The CARES Act, which passed in March 2020, sent $5.8 million in grant money to Lansing-area municipalities this fall to help cover costs incurred from the pandemic. The money had to be spent on "necessary expenditures incurred due to the public health emergency," such as payroll for public safety and public health personnel or personal protective equipment.

Some communities gave it back.

"So, it couldn't have been in our budget before, so it had to be a new expense, and then if you read through the whole public act information, which was pages long, there was limitations there, too, as to what you could and couldn't use it for," Thomas said. "I contacted other local treasurers that we work with from time to time and we couldn't find any expenses that we...I mean, the only expense we had was our online meetings, and that was minimal. So, I took it to council, and we decided it probably wasn't worth the paperwork."

It was a unanimous decision, and Maple Rapids sent the entire grant back to the federal government. Had there been looser restrictions on what the grant could have been used for, Thomas said, the village would have used it for government payroll and to cover the loss from residents' unpaid water bills since the pandemic began.

"I mean we still have people who haven't, because we can't turn their water off, they're not paying their water bills," Thomas said.

Clinton County Administrator Controller Craig Longnecker was the deputy administrator for the county when it received its four CARES Act grant payments, totaling more than $1,300,000. The county spent most of it on public safety, public health, hazard pay and supplies such as personal protective equipment and disinfectant. The county returned $19,000 to the federal government.

"The criteria was very strict and you needed to identify payroll reimbursement that provided additional safety and was related to the public health crisis," Longnecker said. "We identified what we could and that's what was eligible."

In March, the $1.9 trillion American Rescue Plan was passed.
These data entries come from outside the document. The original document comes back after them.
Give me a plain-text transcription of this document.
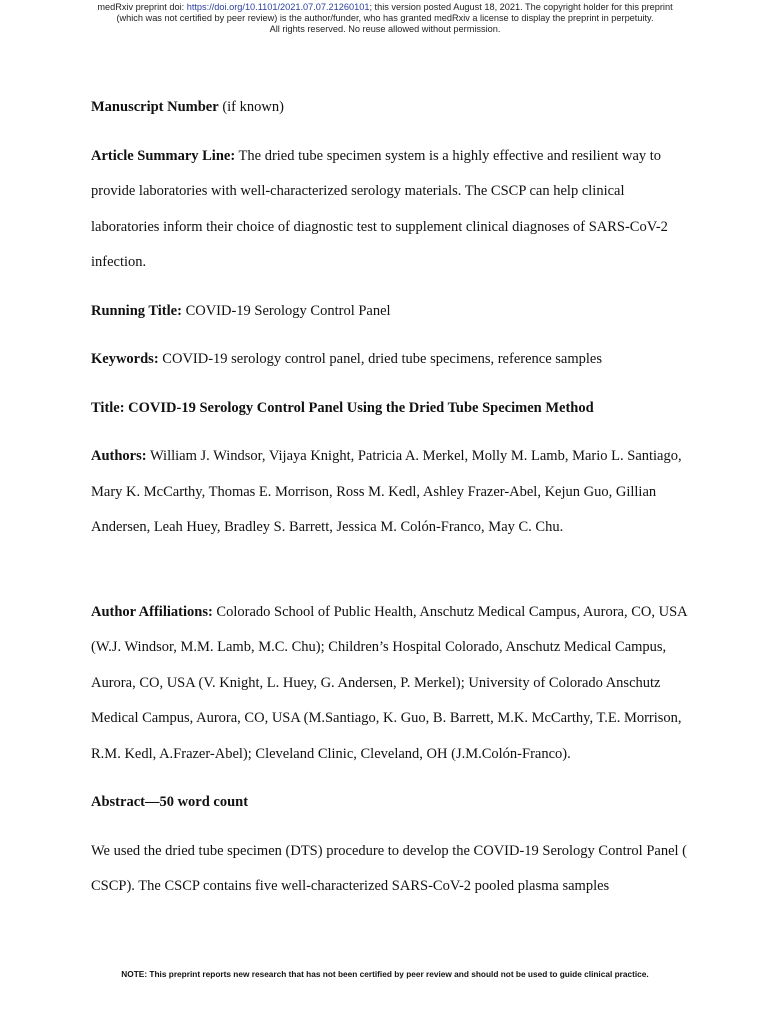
medRxiv preprint doi: https://doi.org/10.1101/2021.07.07.21260101; this version posted August 18, 2021. The copyright holder for this preprint
(which was not certified by peer review) is the author/funder, who has granted medRxiv a license to display the preprint in perpetuity.
All rights reserved. No reuse allowed without permission.

Manuscript Number (if known)

Article Summary Line: The dried tube specimen system is a highly effective and resilient way to provide laboratories with well-characterized serology materials. The CSCP can help clinical laboratories inform their choice of diagnostic test to supplement clinical diagnoses of SARS-CoV-2 infection.

Running Title: COVID-19 Serology Control Panel

Keywords: COVID-19 serology control panel, dried tube specimens, reference samples

Title: COVID-19 Serology Control Panel Using the Dried Tube Specimen Method

Authors: William J. Windsor, Vijaya Knight, Patricia A. Merkel, Molly M. Lamb, Mario L. Santiago, Mary K. McCarthy, Thomas E. Morrison, Ross M. Kedl, Ashley Frazer-Abel, Kejun Guo, Gillian Andersen, Leah Huey, Bradley S. Barrett, Jessica M. Colón-Franco, May C. Chu.

Author Affiliations: Colorado School of Public Health, Anschutz Medical Campus, Aurora, CO, USA (W.J. Windsor, M.M. Lamb, M.C. Chu); Children’s Hospital Colorado, Anschutz Medical Campus, Aurora, CO, USA (V. Knight, L. Huey, G. Andersen, P. Merkel); University of Colorado Anschutz Medical Campus, Aurora, CO, USA (M.Santiago, K. Guo, B. Barrett, M.K. McCarthy, T.E. Morrison, R.M. Kedl, A.Frazer-Abel); Cleveland Clinic, Cleveland, OH (J.M.Colón-Franco).

Abstract—50 word count

We used the dried tube specimen (DTS) procedure to develop the COVID-19 Serology Control Panel ( CSCP). The CSCP contains five well-characterized SARS-CoV-2 pooled plasma samples

NOTE: This preprint reports new research that has not been certified by peer review and should not be used to guide clinical practice.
It is unknown how much money each municipality will receive.

"We're anticipating we'll receive in the neighborhood of $15 million," Longnecker said, "but I think that may be a high number because I think they're going to have to recalculate it and include some of the villages they left out."

They don't know how they'll use it. The problem is, Longnecker said that the county has not yet gotten specific guidelines from the U.S. Department of Treasury on how they can spend the money.